France’s counterterrorism operations in Africa deserve U.S. support
By Editorial Board, Friday, January 24, 6:24 PM
Washington Post
WHEN FRANCE dispatched troops to the West African nation of Mali a year ago, senior officials said they anticipated an operation of a few weeks — a temporary diversion from a policy of disengaging from “francafrique,” the zone of former African colonies that France informally managed for decades through financial, arms and business deals as well as military interventions. After French forces drove an al-Qaeda-linked militia out of Timbuktu, French Defense Minister Jean-Yves Le Drian rashly declared that “the mission has been fulfilled.”
A year later, more than 1,000 French soldiers are still fighting Islamic militants in Mali.
Another French intervention force has been dispatched to restore order in the Central African Republic. And Mr. Le Drian is telling a very different story about his country’s role in Africa. In a visit to Washington on Friday, he said France had “assumed the responsibility” of filling a “security vacuum” in the continent that “could otherwise become a crossroads of trafficking and terrorism.”
For the government of François Hollande, this is a costly and risky initiative, and it deserves strong support from the United States. While the Obama administration retreats from areas where al-Qaeda is operating, Paris is reinforcing and reorganizing its military presence across the Sahel region. By the end of this year it expects to have 3,000 troops permanently deployed in four West African countries. That doesn’t count the 1,600 troops in the Central African Republic who, in theory, are engaged in an emergency mission but — as in Mali — likely will find it difficult to depart.
France is undertaking this duty despite growing fiscal pressures for the simple reason that its security and that of Europe face a serious threat from this part of Africa. Mr. Le Drian brought with him maps showing what he called a “corridor of trafficking” across Africa, from Guinea-Bissau in the west to the Horn of Africa in the east. The smuggling of drugs, weapons and humans is financing extremist groups, which are already concentrated in northern Mali and southern Libya and could spread to failed states such as the Central African Republic.
Combating these problems is a complex task. In addition to counterterrorism operations, African governments must be rebuilt and local armies trained to the point at which they can maintain security. France, in essence, is attempting to do in Mali and the Central African Republic what the United States and NATO tried to do in Afghanistan, albeit on a much smaller scale. It has made considerable progress in Mali, which now has a democratically elected president and an army-in-training, but it is only beginning in the Central African Republic, where a new president took over Thursday.

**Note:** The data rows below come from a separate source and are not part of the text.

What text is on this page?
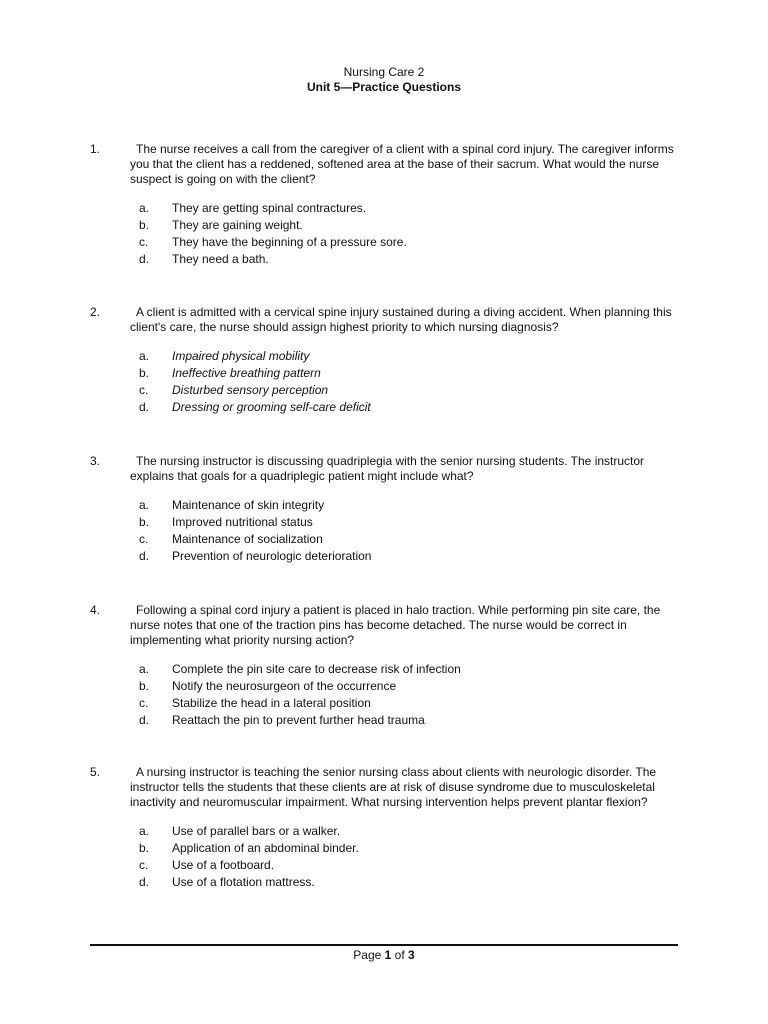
Nursing Care 2
Unit 5—Practice Questions
1.	The nurse receives a call from the caregiver of a client with a spinal cord injury. The caregiver informs you that the client has a reddened, softened area at the base of their sacrum. What would the nurse suspect is going on with the client?
a.	They are getting spinal contractures.
b.	They are gaining weight.
c.	They have the beginning of a pressure sore.
d.	They need a bath.
2.	A client is admitted with a cervical spine injury sustained during a diving accident. When planning this client's care, the nurse should assign highest priority to which nursing diagnosis?
a.	Impaired physical mobility
b.	Ineffective breathing pattern
c.	Disturbed sensory perception
d.	Dressing or grooming self-care deficit
3.	The nursing instructor is discussing quadriplegia with the senior nursing students. The instructor explains that goals for a quadriplegic patient might include what?
a.	Maintenance of skin integrity
b.	Improved nutritional status
c.	Maintenance of socialization
d.	Prevention of neurologic deterioration
4.	Following a spinal cord injury a patient is placed in halo traction. While performing pin site care, the nurse notes that one of the traction pins has become detached. The nurse would be correct in implementing what priority nursing action?
a.	Complete the pin site care to decrease risk of infection
b.	Notify the neurosurgeon of the occurrence
c.	Stabilize the head in a lateral position
d.	Reattach the pin to prevent further head trauma
5.	A nursing instructor is teaching the senior nursing class about clients with neurologic disorder. The instructor tells the students that these clients are at risk of disuse syndrome due to musculoskeletal inactivity and neuromuscular impairment. What nursing intervention helps prevent plantar flexion?
a.	Use of parallel bars or a walker.
b.	Application of an abdominal binder.
c.	Use of a footboard.
d.	Use of a flotation mattress.
Page 1 of 3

To its credit, the Hollande government accepts that these are long-term challenges; unlike the Obama administration, it has not set artificial deadlines for removing its forces.
Mr. Le Drian says 1,000 French counter-terrorism troops will remain in Mali indefinitely. There, as in much of the rest of northern Africa and the Middle East, the “tide of war” against al-Qaeda and its allies is not, as President Obama would have it, “receding”; in Africa, it is still coming in.